Le graillon, Guillaume Déloire
Le graillon, 2018, 233 pages, 17 €
Ecrivain(s): Guillaume Déloire Edition: Les Vanneaux
La vie est là, qui fut, il y a trois ou quatre générations, qui fuse encore attablée au comptoir, « un ballon de rouge » dans les tripes, un « foie de génisse » dans les entrailles de la mémoire, encore vivante, servie dans le plat du jour des souvenirs.
Un poète « ayant échoué » pour devenir fonctionnaire –
« le jury a trouvé ma présentation trop lyrique
et je n’ai pas su répondre l’obéissance
quand ils m’ont demandé de leur dire
la principale obligation du fonctionnaire »
– traverse à bord de la mythique Fiat 126 « pétaradante » un ancien quartier d’usines où travaillèrent d’arrache-mains des ouvriers comme ses grands-parents.
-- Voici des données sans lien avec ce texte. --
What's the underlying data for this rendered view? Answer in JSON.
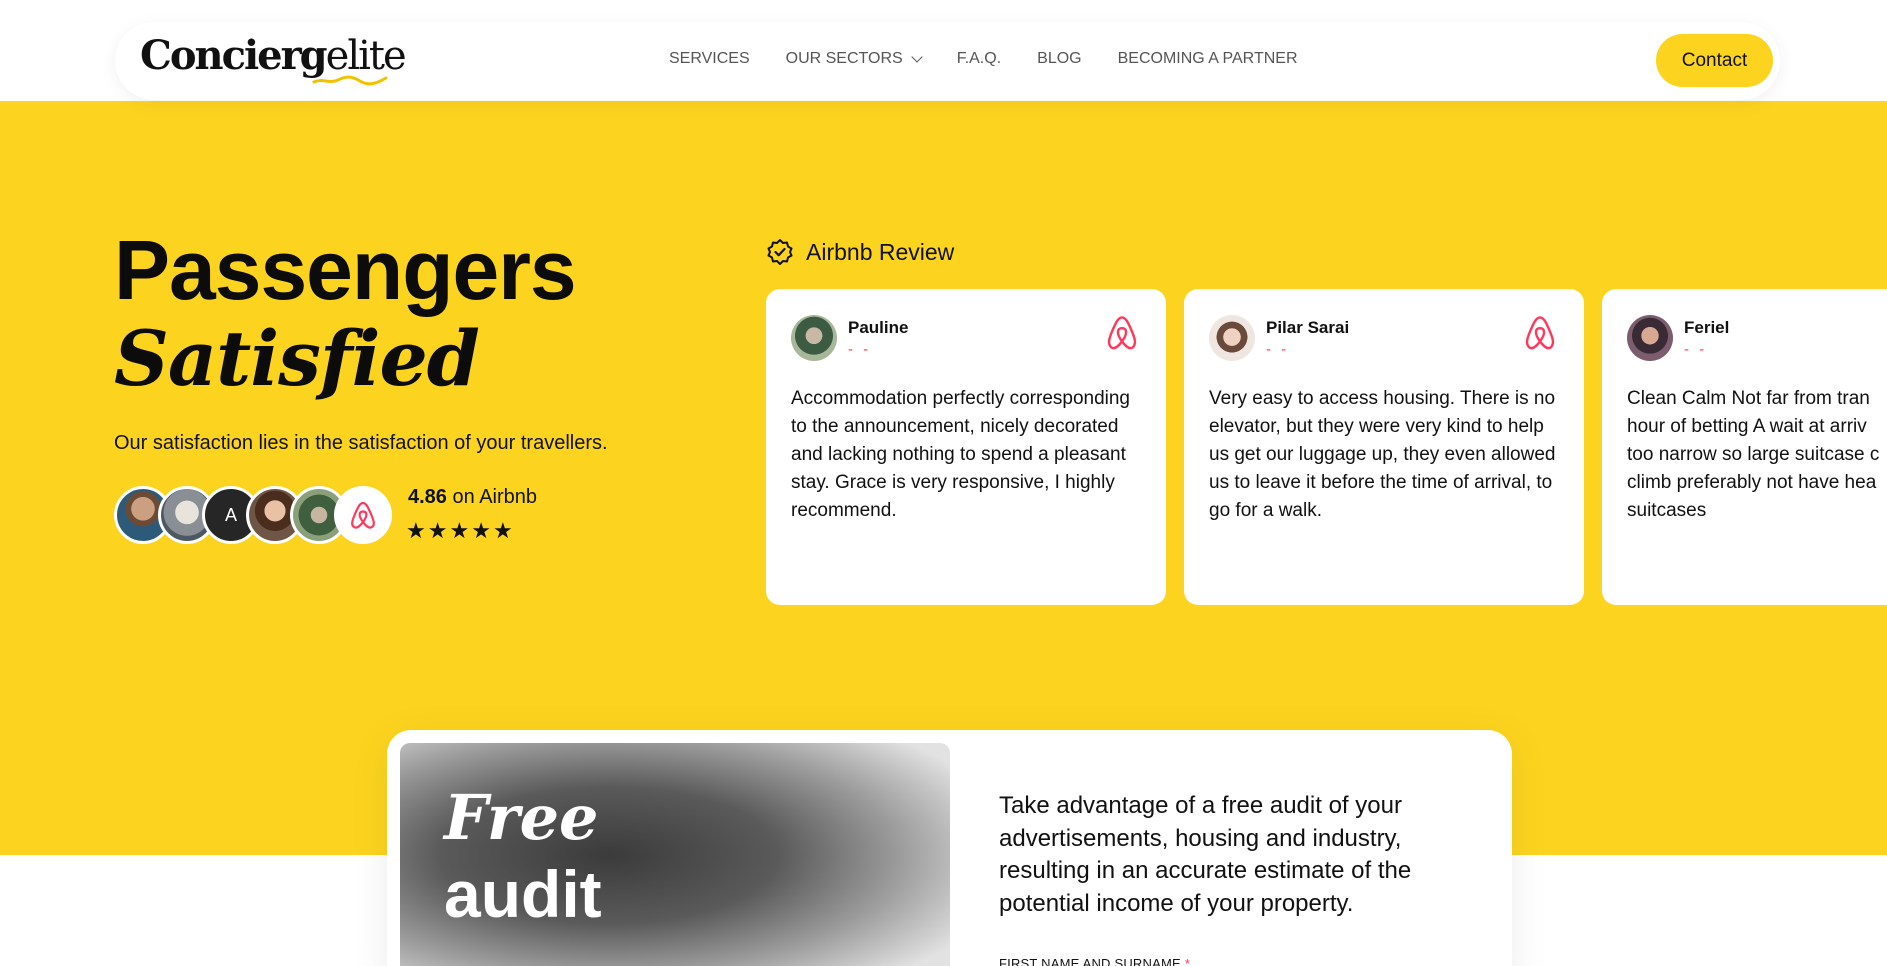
{
  "header": {
    "logo_text_bold": "Concierg",
    "logo_text_thin": "elite",
    "nav": [
      {
        "label": "SERVICES"
      },
      {
        "label": "OUR SECTORS",
        "has_dropdown": true
      },
      {
        "label": "F.A.Q."
      },
      {
        "label": "BLOG"
      },
      {
        "label": "BECOMING A PARTNER"
      }
    ],
    "contact_label": "Contact"
  },
  "hero": {
    "title_line1": "Passengers",
    "title_line2": "Satisfied",
    "subtitle": "Our satisfaction lies in the satisfaction of your travellers.",
    "avatar_initial": "A",
    "rating_value": "4.86",
    "rating_suffix": " on Airbnb",
    "stars": 5
  },
  "reviews": {
    "heading": "Airbnb Review",
    "cards": [
      {
        "name": "Pauline",
        "dash": "- -",
        "text": "Accommodation perfectly corresponding to the announcement, nicely decorated and lacking nothing to spend a pleasant stay. Grace is very responsive, I highly recommend."
      },
      {
        "name": "Pilar Sarai",
        "dash": "- -",
        "text": "Very easy to access housing. There is no elevator, but they were very kind to help us get our luggage up, they even allowed us to leave it before the time of arrival, to go for a walk."
      },
      {
        "name": "Feriel",
        "dash": "- -",
        "lines": [
          "Clean Calm Not far from tran",
          "hour of betting A wait at arriv",
          "too narrow so large suitcase c",
          "climb preferably not have hea",
          "suitcases"
        ]
      }
    ]
  },
  "audit": {
    "title_italic": "Free",
    "title_word": "audit",
    "description": "Take advantage of a free audit of your advertisements, housing and industry, resulting in an accurate estimate of the potential income of your property.",
    "field_label": "FIRST NAME AND SURNAME",
    "required_mark": "*"
  },
  "colors": {
    "accent_yellow": "#fcd41f",
    "airbnb_red": "#ff385c"
  }
}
La fréquentation des cafés rescapés de ces années mortes (Le Café Europa, Le Café de l’Avenue, Au père tout va bien, Le Café Portugal, Le café Le Carrefour) sert de repère pour retrouver une vie passée que le poète traque doté de son carnet de notes et de son appareil photographique. Ce poète arrive, motorisé de sa Fiat 126, pour savourer et nous faire savourer ces morceaux saisis à point, cuisson rosée, restes d’un passé révolu que le poète fait remettre sur le feu pour nous en faire humer, goûter la saveur (le titre Le graillon reprend métaphoriquement ces morceaux de gras frits qui restent d’un plat du jour, d’une réalité) ; ce poète arrive avec sa curiosité comme diplôme et « sur la plage arrière/ rien d’excitant pour le scélérat/ juste de lapoésie pauvre/ empruntée à la bibliothèque/ et à la place du mort/ l’appareil photo prêt à l’emploi ». Ce poète ne possède pas les mains d’un manuel mais ses outils d’écriture (un stylo, un carnet de notes) pour consigner les débris d’un monde animé jadis par le travail à l’usine, elle-même animée par des hommes autrefois solidaires,
« comparé à maintenant
Les types étaient soudés disent-ils »
ouvriers soudés au travail comme à la vie du « quartier », leur quartier.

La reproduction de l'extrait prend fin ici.